Tengo la impresión de que las familias son apego y desapego y lo que está en medio: arbitrariedad, artificio, secreto; jerarquías, tensiones, impunidad. También entre todo eso, perspectivas de sobrevivencia.

En uno de tus cuentos, una niña presencia el sacrificio de un caballo. Sus padres la llevan a comer para que lo olvide. Intentan protegerla de esa violencia pero reaparece. ¿Cuál ha sido el reto más grande de este libro: contar la mirada de la niña, la mirada de los padres o la mirada del caballo?

Creo que ha sido escribir doce cuentos con personajes violentados por sus circunstancias y haber usado la palabra violencia una sola vez. Me interesa jugar con los puntos de vista, saltar entre acciones y pensamientos. Dotar a los personajes de una dignidad que puedan sostener, aún si están siento brutales o patéticos. Dejar que todos los que tengan que mirar puedan hacerlo y acompañarlos. Con tanta empatía como con distancia.

Creo que eres de las pocas escritoras que habla de su formación, que siempre ha reivindicado sus estudios, los a veces avergonzantes talleres de escritura, algo que ciertos egos literarios no se permitirían. ¿Por qué tú sí?
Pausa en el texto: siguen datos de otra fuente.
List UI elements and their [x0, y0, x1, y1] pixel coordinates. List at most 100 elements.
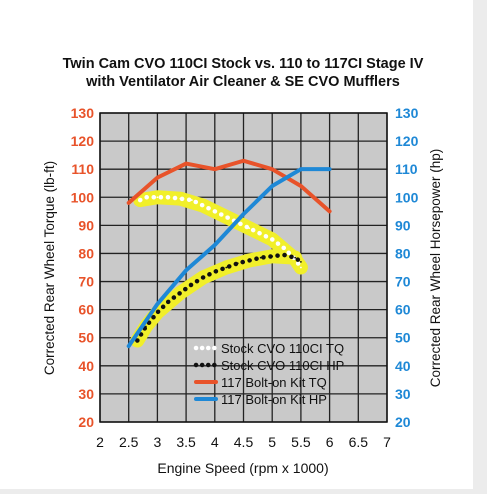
series-point-1 [202, 276, 205, 279]
series-point-0 [300, 266, 302, 269]
series-point-2 [328, 210, 331, 213]
x-tick-label: 5.5 [291, 434, 311, 450]
bottom-border-strip [0, 489, 487, 494]
y-tick-label-right: 130 [395, 105, 419, 121]
series-dotted-1 [135, 252, 304, 343]
series-point-0 [248, 227, 251, 230]
right-border-strip [473, 0, 487, 494]
series-point-2 [156, 176, 159, 179]
series-point-0 [139, 199, 142, 201]
series-dotted-0 [137, 195, 304, 270]
series-point-2 [213, 168, 216, 171]
series-point-0 [202, 204, 205, 207]
y-tick-label-left: 110 [71, 161, 94, 177]
series-line-2 [126, 158, 332, 214]
y-tick-label-right: 90 [395, 217, 411, 233]
y-tick-label-right: 20 [395, 414, 411, 430]
y-tick-label-right: 60 [395, 302, 411, 318]
y-tick-label-left: 100 [71, 189, 95, 205]
series-point-3 [242, 213, 245, 216]
series-point-3 [185, 269, 188, 272]
series-point-1 [179, 291, 182, 294]
legend-label-2: 117 Bolt-on Kit TQ [221, 375, 327, 390]
series [126, 158, 332, 349]
legend: Stock CVO 110CI TQ Stock CVO 110CI HP 117 … [193, 341, 344, 407]
y-tick-label-right: 120 [395, 133, 419, 149]
series-point-1 [259, 256, 262, 259]
series-point-3 [213, 244, 216, 246]
series-point-2 [242, 159, 245, 162]
series-point-0 [225, 216, 228, 218]
x-tick-label: 6 [326, 434, 334, 450]
series-point-1 [294, 256, 297, 259]
series-point-2 [300, 185, 302, 187]
series-point-3 [156, 303, 159, 305]
x-tick-label: 6.5 [349, 434, 369, 450]
x-tick-label: 4 [211, 434, 219, 450]
series-point-1 [145, 325, 147, 328]
y-tick-label-right: 100 [395, 189, 419, 205]
y-tick-label-right: 70 [395, 274, 411, 290]
x-tick-label: 3.5 [176, 434, 196, 450]
series-point-0 [179, 197, 182, 200]
legend-label-0: Stock CVO 110CI TQ [221, 341, 344, 356]
y-tick-label-right: 40 [395, 358, 411, 374]
series-point-2 [127, 201, 130, 204]
plot-frame [99, 112, 388, 423]
y-tick-label-left: 120 [71, 133, 95, 149]
series-point-3 [328, 168, 331, 171]
series-point-3 [271, 185, 274, 187]
legend-label-1: Stock CVO 110CI HP [221, 358, 344, 373]
x-tick-label: 5 [268, 434, 276, 450]
series-point-1 [213, 270, 216, 273]
y-tick-label-right: 110 [395, 161, 418, 177]
series-point-3 [127, 345, 130, 348]
series-point-1 [248, 259, 251, 262]
series-point-1 [300, 260, 302, 263]
axes: 2 2.5 3 3.5 4 4.5 5 5.5 6 6.5 72030405060708090100… [71, 105, 419, 450]
y-tick-label-left: 130 [71, 105, 95, 121]
y-tick-label-left: 40 [78, 358, 94, 374]
series-point-3 [300, 168, 302, 171]
legend-label-3: 117 Bolt-on Kit HP [221, 392, 327, 407]
chart-title-line-1: Twin Cam CVO 110CI Stock vs. 110 to 117C… [63, 56, 424, 72]
series-point-0 [156, 196, 159, 199]
x-axis-label: Engine Speed (rpm x 1000) [157, 460, 328, 476]
x-tick-label: 2.5 [119, 434, 139, 450]
y-tick-label-left: 60 [78, 302, 94, 318]
series-point-0 [190, 199, 193, 201]
series-point-0 [259, 232, 262, 235]
series-point-0 [271, 238, 274, 241]
y-tick-label-left: 80 [78, 245, 94, 261]
y-tick-label-left: 30 [78, 386, 94, 402]
x-tick-label: 7 [383, 434, 391, 450]
y-tick-label-left: 90 [78, 217, 94, 233]
series-line-3 [126, 167, 332, 349]
y-tick-label-right: 30 [395, 386, 411, 402]
series-point-1 [156, 311, 159, 314]
series-point-0 [167, 196, 170, 199]
series-point-0 [282, 246, 285, 249]
y-tick-label-right: 80 [395, 245, 411, 261]
series-point-2 [271, 168, 274, 171]
series-point-1 [136, 339, 139, 342]
y-tick-label-left: 20 [78, 414, 94, 430]
series-point-1 [236, 262, 239, 265]
x-tick-label: 2 [96, 434, 104, 450]
y-axis-label-left: Corrected Rear Wheel Torque (lb-ft) [42, 161, 57, 375]
chart-title-line-2: with Ventilator Air Cleaner & SE CVO Muf… [85, 74, 400, 90]
x-tick-label: 3 [154, 434, 162, 450]
series-point-1 [225, 266, 228, 269]
series-point-0 [145, 196, 147, 199]
series-point-1 [190, 283, 193, 286]
series-point-0 [213, 210, 216, 213]
y-tick-label-right: 50 [395, 330, 411, 346]
series-point-1 [271, 255, 274, 258]
x-tick-label: 4.5 [234, 434, 254, 450]
y-tick-label-left: 70 [78, 274, 94, 290]
y-tick-label-left: 50 [78, 330, 94, 346]
series-point-1 [282, 253, 285, 256]
series-point-2 [185, 162, 188, 165]
y-axis-label-right: Corrected Rear Wheel Horsepower (hp) [428, 149, 443, 388]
A mí me gusta mucho aprender, ser alumna, quiero pensar y escribir cada vez mejor. Ya no dedicarle a la escritura el tiempo que sobra, sino todas las horas especiales. Fue un alivio ingresar a la maestría en escritura creativa de la Universidad de Tres de Febrero. La argentina suele ser una sociedad bastante analizada, que trata de entenderse, de repasar, de tener memoria. Todo lo que a mí me interesa para la literatura y para la vida. En Buenos Aires, además de las clases de la maestría, buscaba talleres. Si los profesores que elegía dictaban para principiantes, pues iba al taller para principiantes.

¿La consecuencia es también una escritura más humilde u honesta?

Me interesa llegar a la palabra con humildad, como a un asombro no agotado. ¿En qué otros espacios escuchas los cuentos de otros en voz alta y narras los tuyos y se vive este intercambio? Allá los profesores dicen: “Te voy a hacer la devolución”. Está implícito que el alumno ha dado algo, se ha entregado. El profesor le devuelve también algo de sí mismo.

¿Qué opinas de que se esté diciendo que este es tu libro “de madurez”?

Yo no podría decir si Aquí hay icebergs es mi libro de madurez pero sí puedo decir que no hay literatura sin experimentación.